It’s the middle of the day in Deland, a city between Orlando and Daytona Beach. Temperatures today are in the 90s.
At The Good Samaritan Society: Florida Lutheran retirement community, the doors are wide open. You can hear the hum of a generator that provides emergency power – but it isn’t big enough to run the air conditioning.
Mary Mosley, 92, is standing at the front desk, chatting with the staff going through old photos. She’s found one of her back in Michigan. She’s posing with a snowman.
“This is snow,” Mosley said. “This is where you live where the snow lives.”
It’s been three days without AC at the facility, where residents live in apartments, assisted living or one of the 60 nursing home beds.
Nursing homes and assisted living facilities that lost power during Hurricane Irma are being evacuated throughout Florida.
Governor Rick Scott is asking first responders to check in and make sure that residents are safe after eight patients died at a nursing home facility in Hollywood Hills earlier this week.
But Mosley who lives in her own apartment isn’t complaining.
“If you don’t have something, they’re there for you. They’re very good,” Mosley said. “That’s about all you can do! Get cooled off.”
Cooling off without power will get easier in the future.
Right now, federal rules require nursing homes have backup power to run the fire suppression system, elevators and emergency lights. If patients are on dialysis, or a ventilator, that equipment must have emergency power.
Eric Cote is with Powered for Patients, a nonprofit that creates better emergency power system plans for health care facilities.

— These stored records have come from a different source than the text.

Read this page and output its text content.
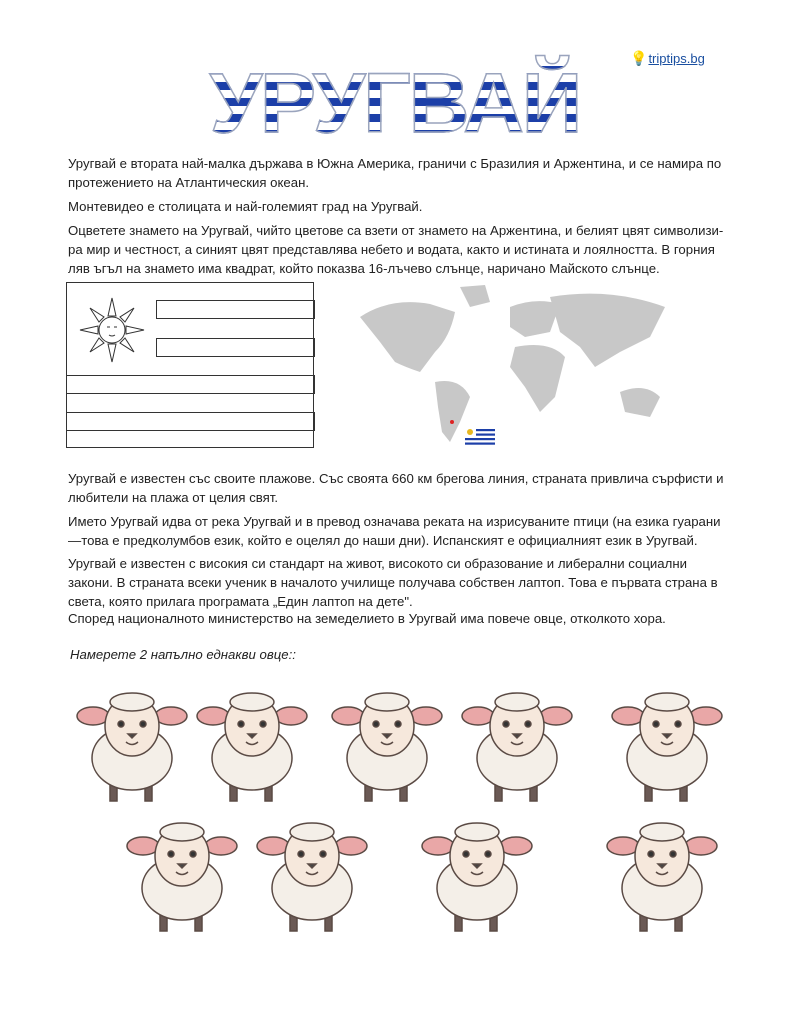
💡triptips.bg
УРУГВАЙ

Уругвай е втората най-малка държава в Южна Америка, граничи с Бразилия и Аржентина, и се намира по протежението на Атлантическия океан.

Монтевидео е столицата и най-големият град на Уругвай.

Оцветете знамето на Уругвай, чийто цветове са взети от знамето на Аржентина, и белият цвят символизи-ра мир и честност, а синият цвят представлява небето и водата, както и истината и лоялността. В горния ляв ъгъл на знамето има квадрат, който показва 16-лъчево слънце, наричано Майското слънце.

Уругвай е известен със своите плажове. Със своята 660 км брегова линия, страната привлича сърфисти и любители на плажа от целия свят.

Името Уругвай идва от река Уругвай и в превод означава реката на изрисуваните птици (на езика гуарани—това е предколумбов език, който е оцелял до наши дни). Испанският е официалният език в Уругвай.

Уругвай е известен с високия си стандарт на живот, високото си образование и либерални социални закони. В страната всеки ученик в началото училище получава собствен лаптоп. Това е първата страна в света, която прилага програмата „Един лаптоп на дете".

Според националното министерство на земеделието в Уругвай има повече овце, отколкото хора.

Намерете 2 напълно еднакви овце::
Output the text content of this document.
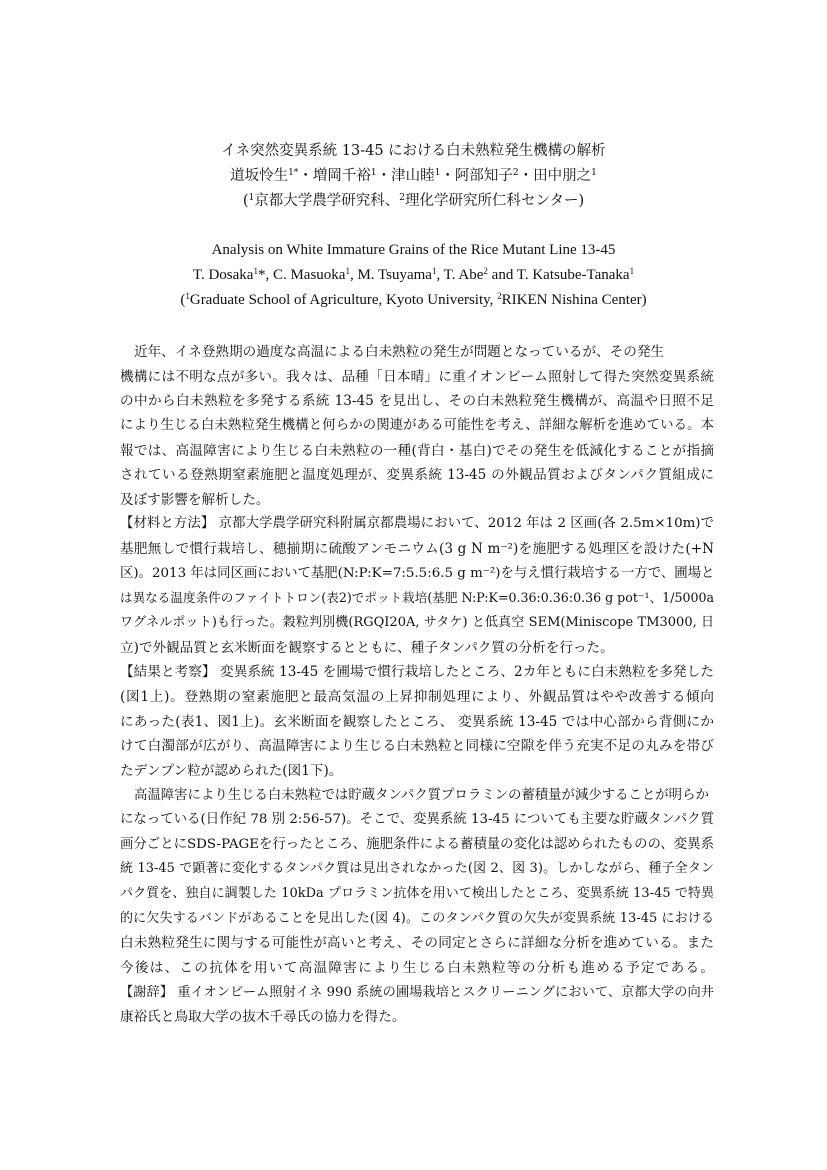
イネ突然変異系統 13-45 における白未熟粒発生機構の解析
道坂怜生$^{1*}$・増岡千裕$^1$・津山睦$^1$・阿部知子$^2$・田中朋之$^1$
($^1$京都大学農学研究科、$^2$理化学研究所仁科センター)
Analysis on White Immature Grains of the Rice Mutant Line 13-45
T. Dosaka$^1$*, C. Masuoka$^1$, M. Tsuyama$^1$, T. Abe$^2$ and T. Katsube-Tanaka$^1$
($^1$Graduate School of Agriculture, Kyoto University, $^2$RIKEN Nishina Center)
近年、イネ登熟期の過度な高温による白未熟粒の発生が問題となっているが、その発生
機構には不明な点が多い。我々は、品種「日本晴」に重イオンビーム照射して得た突然変異系統
の中から白未熟粒を多発する系統 13-45 を見出し、その白未熟粒発生機構が、高温や日照不足
により生じる白未熟粒発生機構と何らかの関連がある可能性を考え、詳細な解析を進めている。本
報では、高温障害により生じる白未熟粒の一種(背白・基白)でその発生を低減化することが指摘
されている登熟期窒素施肥と温度処理が、変異系統 13-45 の外観品質およびタンパク質組成に
及ぼす影響を解析した。
【材料と方法】 京都大学農学研究科附属京都農場において、2012 年は 2 区画(各 2.5m×10m)で
基肥無しで慣行栽培し、穂揃期に硫酸アンモニウム(3 g N m⁻²)を施肥する処理区を設けた(+N
区)。2013 年は同区画において基肥(N:P:K=7:5.5:6.5 g m⁻²)を与え慣行栽培する一方で、圃場と
は異なる温度条件のファイトトロン(表2)でポット栽培(基肥 N:P:K=0.36:0.36:0.36 g pot⁻¹、1/5000a
ワグネルポット)も行った。穀粒判別機(RGQI20A, サタケ) と低真空 SEM(Miniscope TM3000, 日
立)で外観品質と玄米断面を観察するとともに、種子タンパク質の分析を行った。
【結果と考察】 変異系統 13-45 を圃場で慣行栽培したところ、2カ年ともに白未熟粒を多発した
(図1上)。登熟期の窒素施肥と最高気温の上昇抑制処理により、外観品質はやや改善する傾向
にあった(表1、図1上)。玄米断面を観察したところ、 変異系統 13-45 では中心部から背側にか
けて白濁部が広がり、高温障害により生じる白未熟粒と同様に空隙を伴う充実不足の丸みを帯び
たデンプン粒が認められた(図1下)。
高温障害により生じる白未熟粒では貯蔵タンパク質プロラミンの蓄積量が減少することが明らか
になっている(日作紀 78 別 2:56-57)。そこで、変異系統 13-45 についても主要な貯蔵タンパク質
画分ごとにSDS-PAGEを行ったところ、施肥条件による蓄積量の変化は認められたものの、変異系
統 13-45 で顕著に変化するタンパク質は見出されなかった(図 2、図 3)。しかしながら、種子全タン
パク質を、独自に調製した 10kDa プロラミン抗体を用いて検出したところ、変異系統 13-45 で特異
的に欠失するバンドがあることを見出した(図 4)。このタンパク質の欠失が変異系統 13-45 における
白未熟粒発生に関与する可能性が高いと考え、その同定とさらに詳細な分析を進めている。また
今後は、この抗体を用いて高温障害により生じる白未熟粒等の分析も進める予定である。
【謝辞】 重イオンビーム照射イネ 990 系統の圃場栽培とスクリーニングにおいて、京都大学の向井
康裕氏と鳥取大学の抜木千尋氏の協力を得た。
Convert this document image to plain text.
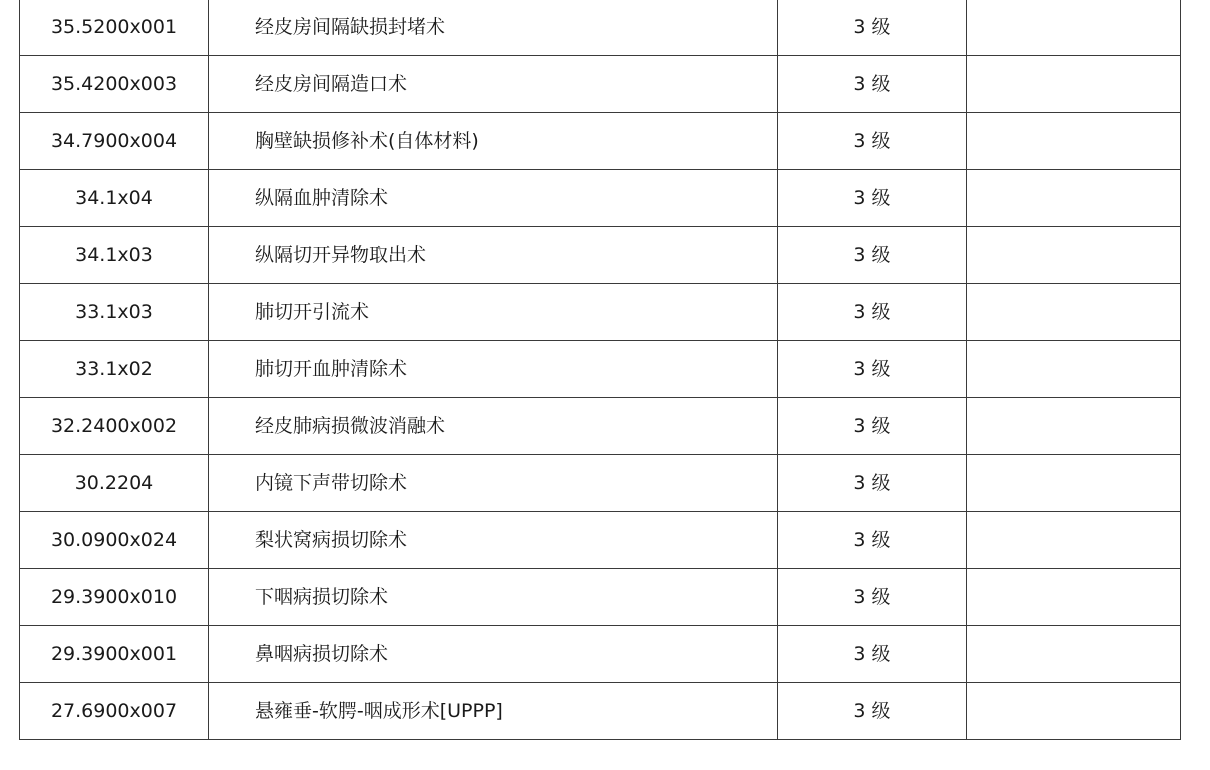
35.5200x001	经皮房间隔缺损封堵术	3 级	
35.4200x003	经皮房间隔造口术	3 级	
34.7900x004	胸壁缺损修补术(自体材料)	3 级	
34.1x04	纵隔血肿清除术	3 级	
34.1x03	纵隔切开异物取出术	3 级	
33.1x03	肺切开引流术	3 级	
33.1x02	肺切开血肿清除术	3 级	
32.2400x002	经皮肺病损微波消融术	3 级	
30.2204	内镜下声带切除术	3 级	
30.0900x024	梨状窝病损切除术	3 级	
29.3900x010	下咽病损切除术	3 级	
29.3900x001	鼻咽病损切除术	3 级	
27.6900x007	悬雍垂-软腭-咽成形术[UPPP]	3 级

He says air conditioning is NOT on the list of systems that are required for emergency power.
“However, this November, that is all going to change. New federal regulations are going to kick in that will require nursing homes, hospitals and longterm care facilities to have a form of alternative energy source for air conditioning.
On the state level, there are 84,000 nursing home beds. Florida law requires that if any of the state’s 600 nursing homes have a generator, it get tested during inspections.
But that didn’t prevent the deaths at the The Rehabilitation Center at Hollywood Hills this week.
“I’m just appalled we’re still have these conversations.”
That’s Brian Lee, executive director of Families for Better Care, which advocates for nursing home residents.
He says this has been an issue for more than a decade.
“Post all the 04 hurricanes, post Katrina, post Harvey, and we’re still having these problems. We can’t get this figured out. So to go back to your original question, will this stir some action at the Legislature: Well by gosh I hope it does.”
Jason Brodeur, a Sanford Republican who chairs the health care appropriations committee in the Florida House, says there may need to be some regulatory changes for assisted living facilities. Brodeur says changes may need to come around inspections.
“A lot of these assisted living facilities that we would deem the mom-and-pops are not able to keep up with the current Florida building code standards,” Brodeur said. “For nursing homes, state law already requires that nursing homes have transfer agreements with other facilities. But it’s hard to keep those agreements when 65 percent of the state was without power after the storm.”
Ric Morgan is the administrator of the Good Samaritan nursing home in Deland.
“We have agreements, we have agreements with some facilities where they were looking at evacuating, but we were having a hard time accepting them when we don’t have power yet. We’re in the same situation they are.”
Morgan opted to change their situation. They spent $30,000 to get a generator brought in big enough to power the air conditioning in their building with the nursing home.
“Once that’s in place we can take residents from the hospitals because they’re getting overloaded,” Brodeur said.
Out back, behind the Deland nursing home, one of the directors fires up a generator the size of a semi-trailer.
The rented generator will stay through hurricane season. Next year, the nursing home plans a more permanent solution.